Tag 5 der Rad-Tour. Fahrt um den Vätternsee, und die einzige Panne der Tour.
Als wir am Vortag losgefahren waren, wussten wir noch nicht, wie wir um den Vätternsee herum kommen würden. Auf der Karte sah es aus, als gäbe es keinen sonderlich direkten Weg. Wir würden uns wohl auf irgendwelchen Landstraßen um den See Schlängeln müssen.
Glücklicherweise fanden wir dann, als wir den See erreicht hatten, heraus, dass eine ausgeschilderte Radroute um ihn herum führte. Prima! Überall standen Schilder mit einem Fahrrad und der Aufschrift „Runt Vättern“ darauf.
Nur kurz zur Info. Auf dieser Rourte sind wir in Schweden von A nach B gekommen. insgesamt etwa 800km.
Natürlich bedeutet in Schweden ein Radwegschild keineswegs, dass es auch einen Radweg gibt. Die Route verlief fast ausschließlich auf Landstraßen. Das machte natürlich nichts, denn die waren so leer, dass man problemlos darauf fahren konnte.
Wir fuhren aus Motala heraus, die Sonne schien, ein paar einsame Schäfchenwolken machten am ansonsten strahlend blauen Himmel einen verlorenen Eindruck, und der Wald um uns herum war grün und dicht und still. Idyllisch!

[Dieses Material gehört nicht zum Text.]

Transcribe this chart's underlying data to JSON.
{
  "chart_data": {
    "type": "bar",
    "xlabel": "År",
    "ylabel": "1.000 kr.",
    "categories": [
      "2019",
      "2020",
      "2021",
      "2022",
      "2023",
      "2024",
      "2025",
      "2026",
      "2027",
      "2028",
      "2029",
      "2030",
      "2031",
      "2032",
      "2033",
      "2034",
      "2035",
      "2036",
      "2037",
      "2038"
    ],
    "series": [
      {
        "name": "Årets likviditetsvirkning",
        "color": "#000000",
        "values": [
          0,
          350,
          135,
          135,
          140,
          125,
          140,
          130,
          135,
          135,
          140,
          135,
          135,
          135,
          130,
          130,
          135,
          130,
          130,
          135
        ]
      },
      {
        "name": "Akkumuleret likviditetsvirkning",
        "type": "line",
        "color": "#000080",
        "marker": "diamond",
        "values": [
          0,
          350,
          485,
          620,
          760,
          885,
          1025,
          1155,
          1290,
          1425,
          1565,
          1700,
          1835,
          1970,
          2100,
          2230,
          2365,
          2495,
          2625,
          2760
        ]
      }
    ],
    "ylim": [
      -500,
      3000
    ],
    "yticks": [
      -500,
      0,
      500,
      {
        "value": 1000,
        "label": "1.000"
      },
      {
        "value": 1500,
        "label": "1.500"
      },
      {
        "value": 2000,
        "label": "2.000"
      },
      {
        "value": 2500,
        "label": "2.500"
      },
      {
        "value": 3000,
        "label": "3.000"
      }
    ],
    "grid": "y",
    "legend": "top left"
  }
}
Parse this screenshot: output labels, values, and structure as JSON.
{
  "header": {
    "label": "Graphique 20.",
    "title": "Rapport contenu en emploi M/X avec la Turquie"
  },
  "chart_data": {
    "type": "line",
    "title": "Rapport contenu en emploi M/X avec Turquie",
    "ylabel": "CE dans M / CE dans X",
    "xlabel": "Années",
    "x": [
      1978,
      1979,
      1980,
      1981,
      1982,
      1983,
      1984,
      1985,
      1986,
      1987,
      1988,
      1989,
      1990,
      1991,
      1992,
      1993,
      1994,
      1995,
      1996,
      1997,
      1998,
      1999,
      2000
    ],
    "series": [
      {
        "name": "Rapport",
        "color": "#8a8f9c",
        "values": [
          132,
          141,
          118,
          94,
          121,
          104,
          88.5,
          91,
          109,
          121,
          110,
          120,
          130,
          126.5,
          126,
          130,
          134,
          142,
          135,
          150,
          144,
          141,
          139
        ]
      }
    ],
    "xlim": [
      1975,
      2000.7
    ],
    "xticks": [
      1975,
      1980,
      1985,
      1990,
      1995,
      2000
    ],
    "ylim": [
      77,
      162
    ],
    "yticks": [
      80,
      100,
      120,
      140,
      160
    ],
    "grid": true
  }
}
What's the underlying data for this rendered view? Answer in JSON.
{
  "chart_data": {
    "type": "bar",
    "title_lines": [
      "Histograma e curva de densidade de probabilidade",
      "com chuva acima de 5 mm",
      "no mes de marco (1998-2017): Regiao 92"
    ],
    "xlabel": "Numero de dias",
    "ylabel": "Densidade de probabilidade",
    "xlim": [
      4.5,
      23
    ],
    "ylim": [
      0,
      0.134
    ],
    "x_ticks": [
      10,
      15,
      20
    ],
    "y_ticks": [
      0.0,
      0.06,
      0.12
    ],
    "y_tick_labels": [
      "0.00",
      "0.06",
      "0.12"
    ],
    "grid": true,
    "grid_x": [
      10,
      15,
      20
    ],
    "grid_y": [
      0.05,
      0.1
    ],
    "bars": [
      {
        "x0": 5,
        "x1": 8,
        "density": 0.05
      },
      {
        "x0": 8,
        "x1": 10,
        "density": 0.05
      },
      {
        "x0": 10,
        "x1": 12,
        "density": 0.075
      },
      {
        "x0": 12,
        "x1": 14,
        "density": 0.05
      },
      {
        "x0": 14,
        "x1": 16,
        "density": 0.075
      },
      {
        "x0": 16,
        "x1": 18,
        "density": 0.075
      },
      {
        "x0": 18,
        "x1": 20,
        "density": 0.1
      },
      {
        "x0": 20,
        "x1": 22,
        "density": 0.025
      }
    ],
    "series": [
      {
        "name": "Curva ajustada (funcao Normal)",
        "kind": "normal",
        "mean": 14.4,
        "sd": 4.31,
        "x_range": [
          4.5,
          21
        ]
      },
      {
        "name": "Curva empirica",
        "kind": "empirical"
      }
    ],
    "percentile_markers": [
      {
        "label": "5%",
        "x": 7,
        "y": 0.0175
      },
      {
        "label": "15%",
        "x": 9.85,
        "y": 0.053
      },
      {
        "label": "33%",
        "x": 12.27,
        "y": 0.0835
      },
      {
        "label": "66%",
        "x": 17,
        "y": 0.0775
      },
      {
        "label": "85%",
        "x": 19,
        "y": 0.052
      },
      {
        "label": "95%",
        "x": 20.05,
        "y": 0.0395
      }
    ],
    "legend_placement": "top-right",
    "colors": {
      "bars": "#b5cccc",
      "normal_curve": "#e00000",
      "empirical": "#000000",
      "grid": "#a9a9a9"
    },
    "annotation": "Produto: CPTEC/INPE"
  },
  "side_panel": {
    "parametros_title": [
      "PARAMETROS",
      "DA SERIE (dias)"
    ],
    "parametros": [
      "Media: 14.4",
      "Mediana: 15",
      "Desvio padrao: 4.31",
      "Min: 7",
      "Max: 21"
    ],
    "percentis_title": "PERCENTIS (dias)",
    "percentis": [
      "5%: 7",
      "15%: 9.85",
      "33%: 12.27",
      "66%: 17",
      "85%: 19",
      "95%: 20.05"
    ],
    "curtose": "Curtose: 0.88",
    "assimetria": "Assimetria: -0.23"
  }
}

Wir genossen die Landschaft. An unseren Packtaschen hing an jeder Schlaufe und an jedem Verschluss irgendein Kleidungsstück, denn Anja-Melanie hatte gestern Wäsche gemacht. Sie hatte darauf vertraut, dass es sonnig sein würde und alles schön brav trocknen würde. Mutig gepokert, aber es funktionierte. Wir sahen allerdings recht kurios aus, mit all er Wäsche an den Rädern.
Wir fuhren und fuhren, und mir schien es, als müsste ich selbst bergab in die Pedale treten – wohl zu wenig Luft auf den Reifen. Mit prallgefüllten Reifen fährt es sich am leichtesten, also hielten wir, um sie wieder auf zu pumpen.
Nun sollte man eigentlich wissen, dass ein vollbeladenes Reiserad nicht sonderlich stabil steht. Wenn dann auch noch einer mit einer Pumpe am Vorderrad herum tüftelt ohne dass jemand das Rad festhält, dann fällt es um. Genau das tat mein Rad auch sehr schnell, und nahm die Pumpe, die noch fest am Ventil steckte, gleich mit. Sie verkantete sich in Gabel und Rahmen.
Egal, heben wir es wieder auf und weiter geht’s. Gerade als ich den kleinen Vorfall vergessen hatte, fing mein Vorderrad an, komische Geräusche zu machen. Es war platt. Oh je. Immerhin hatte ich endlich mal die Gelegenheit, mein Können als Fahrradmechaniker unter Beweis zu stellen. Ich nahm das Vorderrad heraus und inspizierte den Schlauch. Das Loch war am Ventil. Anscheinend hatte der kleine Vorfall kurz zuvor das Ventil abgerissen. Flicken kann man so etwas nicht, da muss ein neuer Schlauch her. Zum Glück hatten wir einen dabei.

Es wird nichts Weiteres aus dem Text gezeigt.